Plastic surgery society becomes first major U.S. medical association to narrow guidance on pediatric gender care, emphasizing professional judgment and heightened ethical standards.
The American Society of Plastic Surgeons (ASPS) has issued a new position statement recommending that surgeons delay gender-related breast/chest, genital, and facial surgery until a patient is at least 19 years old, citing low-certainty evidence and unresolved questions about long-term benefits and harms.
Released February 3, 2026, the statement makes ASPS the first major U.S. medical association to narrow its guidance on pediatric gender care, a move that comes as the Trump administration has intensified scrutiny and regulatory pressure on gender-related medical interventions for minors.
ASPS based its position on recent large-scale evidence reassessments, including the UK’s Cass Review and a 2025 report from the U.S. Department of Health and Human Services, which found significant limitations in study quality, consistency, and follow-up, as well as gaps in long-term physical, psychological, and psychosocial outcomes.
“Consistent with ASPS’s August 2024 statement that the overall evidence base for gender-related endocrine and surgical interventions is low certainty, and in light of recent publications reporting very low/low certainty of evidence regarding mental health outcomes, along with emerging concerns about potential long-term harms and the irreversible nature of surgical interventions in a developmentally vulnerable population, ASPS concludes there is insufficient evidence demonstrating a favorable risk-benefit ratio for the pathway of gender-related endocrine and surgical interventions in children and adolescents,” the Society states.
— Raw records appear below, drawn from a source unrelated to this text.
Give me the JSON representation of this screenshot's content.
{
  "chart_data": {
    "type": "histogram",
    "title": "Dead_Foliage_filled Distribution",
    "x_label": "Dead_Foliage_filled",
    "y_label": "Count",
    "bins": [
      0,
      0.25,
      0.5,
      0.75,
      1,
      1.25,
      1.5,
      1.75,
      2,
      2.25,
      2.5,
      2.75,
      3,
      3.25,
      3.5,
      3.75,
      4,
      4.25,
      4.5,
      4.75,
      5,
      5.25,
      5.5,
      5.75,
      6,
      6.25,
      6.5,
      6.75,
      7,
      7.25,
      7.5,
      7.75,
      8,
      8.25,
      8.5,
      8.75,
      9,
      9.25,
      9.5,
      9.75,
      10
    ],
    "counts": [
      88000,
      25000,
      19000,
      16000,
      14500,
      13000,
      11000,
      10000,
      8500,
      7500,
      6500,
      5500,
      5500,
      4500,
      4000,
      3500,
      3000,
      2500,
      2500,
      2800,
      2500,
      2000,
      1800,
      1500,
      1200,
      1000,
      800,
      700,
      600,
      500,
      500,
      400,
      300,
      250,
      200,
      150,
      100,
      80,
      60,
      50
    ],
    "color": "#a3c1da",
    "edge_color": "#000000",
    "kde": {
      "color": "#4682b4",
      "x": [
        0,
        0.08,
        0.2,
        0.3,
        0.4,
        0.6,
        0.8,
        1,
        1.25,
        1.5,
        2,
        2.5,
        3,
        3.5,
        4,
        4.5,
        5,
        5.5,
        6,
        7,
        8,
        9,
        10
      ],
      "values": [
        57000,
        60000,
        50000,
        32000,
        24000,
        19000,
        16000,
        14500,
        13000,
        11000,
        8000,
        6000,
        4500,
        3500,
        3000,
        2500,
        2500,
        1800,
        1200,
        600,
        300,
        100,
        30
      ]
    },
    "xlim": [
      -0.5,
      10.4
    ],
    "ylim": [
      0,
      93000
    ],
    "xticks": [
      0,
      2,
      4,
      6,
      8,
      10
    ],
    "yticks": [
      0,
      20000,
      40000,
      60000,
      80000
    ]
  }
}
ASPS emphasizes that the document is not a clinical practice guideline but professional guidance intended to help members navigate a rapidly evolving and controversial area of care. The Society notes that it has not undertaken a formal guideline-development process and has not endorsed any external organization’s guidelines for treating minors with gender dysphoria.
The statement also underscores the role of plastic surgeons within multidisciplinary care pathways and the need for heightened caution, enhanced documentation, and explicit disclosure of uncertainty when evaluating minors for irreversible procedures. Surgeons, ASPS says, should not rely on the presence of prior medical interventions, referrals, or letters of support as proxies for surgical indication or adolescent readiness.
ASPS further differentiates gender-related surgical interventions in minors from other adolescent plastic surgery procedures, noting that gender-related surgery permanently shapes sexual function, fertility, embodiment, and future medical needs and intervenes directly in processes of identity formation and psychosexual development.
While opposing criminalization of medical care and supporting professional self-regulation, ASPS says it will continue to review emerging evidence and revisit its position should higher-quality data demonstrate clear benefit with acceptable risk.